Government chaos is more than ‘petty corruption’, SA Council of Churches says
Bishop Malusi Mpumlwana says, however, that the jury is still out on whether President Jacob Zuma can be labelled a corrupt leader
The South African Council of Churches (SACC) says the government has lost moral legitimacy amid widespread chaos‚ which the council describes as more than "petty corruption".
However‚ the SACC is undecided on whether President Jacob Zuma could be labelled a corrupt leader.
"The matter on whether President Jacob Zuma is corrupt or not … well‚ the jury is out‚" Bishop Malusi Mpumlwana said on Thursday.
He was speaking at the Regina Mundi Catholic Church in Soweto, where the SACC disclosed findings of the "unburdening panel"‚ established in April 2016 to unearth the extent of state capture.

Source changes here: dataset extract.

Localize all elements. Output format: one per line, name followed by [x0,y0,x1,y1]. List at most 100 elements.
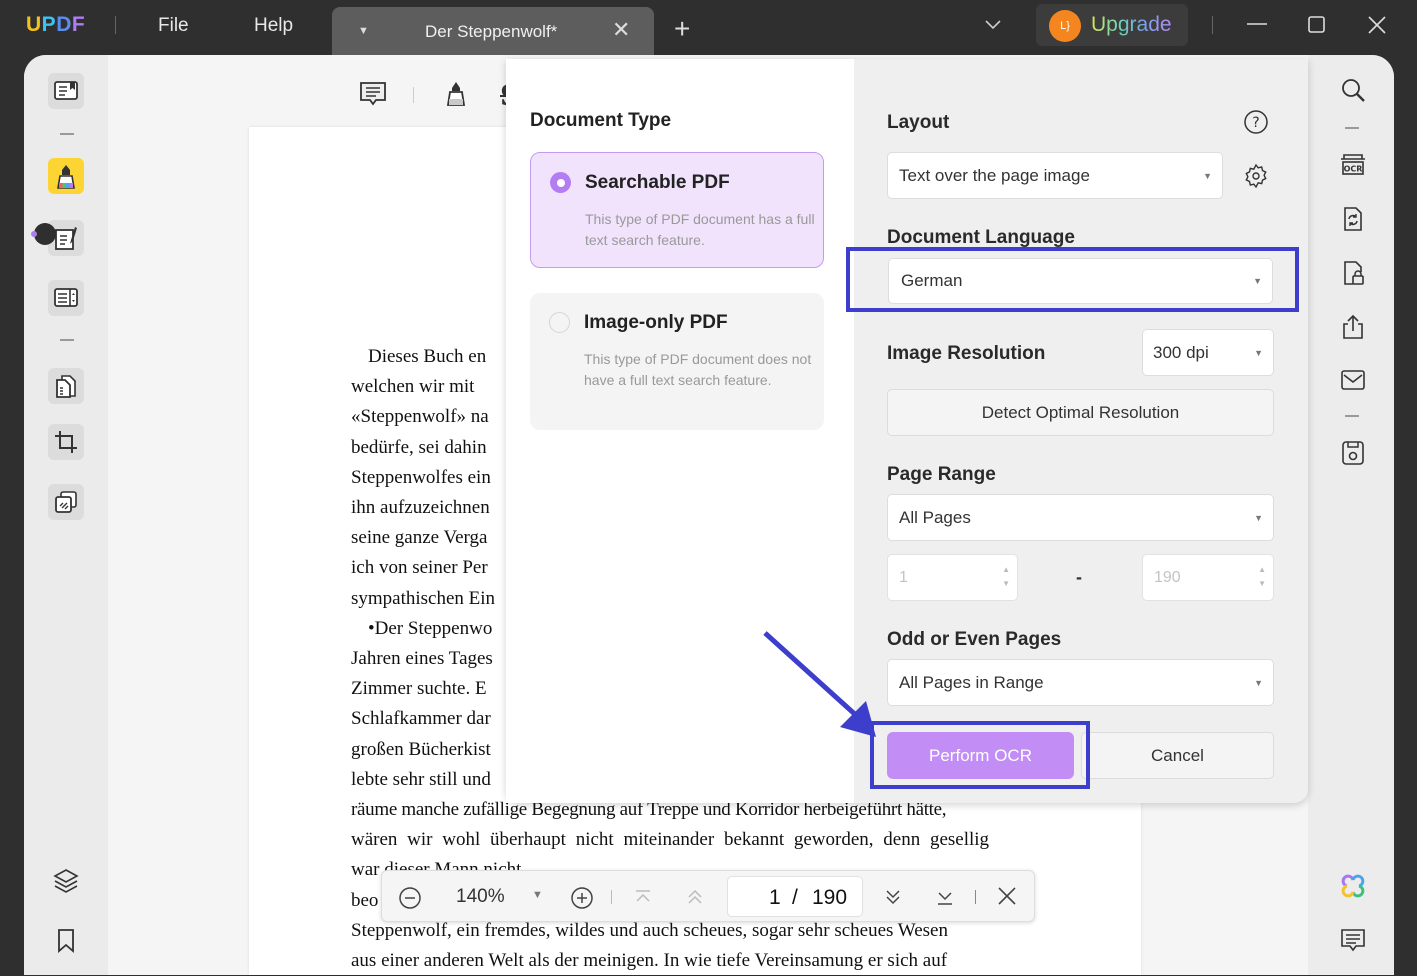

Among those present at the proceedings was former Hawks boss Anwa Dramat and former finance minister Pravin Gordhan‚ who lost his position following a Cabinet reshuffle in March.
Mpumlwana addressed the numerous Cabinet reshuffles that Zuma has conducted over the years‚ as well as board changes at some state-owned companies.
Mpumlwana said it seemed as though it was all part of a systematic design put in place to carry out deals that benefited certain companies and individuals.
He claimed that the only time there was a good change was when the country transitioned power from the National Party to the ANC.
Scores of people had come forward to spill the beans on the shenanigans in government. Some did so with the intention of simply unburdening themselves‚ while others did so with the hope that action would be taken.
Mpumlwana said as numerous people came forward to disclose their involvement or their knowledge of the country’s so-called state capture‚ they found that some names came up over and over again‚ including that of the notorious Gupta family.
"There indeed are serial offenders‚" said Mpumlwana.
The report read: "There were cases of people at municipal and provincial level‚ who were pressurised to divert funds inappropriately to certain activities that had nothing to do with the work and purpose of the budget.
"There were people who were prevailed upon to rig tender process in favour of certain companies and individuals‚ or bend and tailor regulations for a specific desired outcome."
Analysis of the information presented showed trends of "inappropriate control of state systems through a power-elite that is pivoted around the President of the Republic that is systematically siphoning the assets of the state".
The unburdening-panel report was handed to the ANC.
Mpumlwana highlighted that it was all part of a pastoral process and not a formal investigation. The information was for the church to use for advocacy and would not necessarily lead to any prosecutions.
"We are not charging anyone. We are not focused on any specific organisation. This is about the environment we live in. We want to check what is in the environment which allows for corruption [to breed]‚" he said.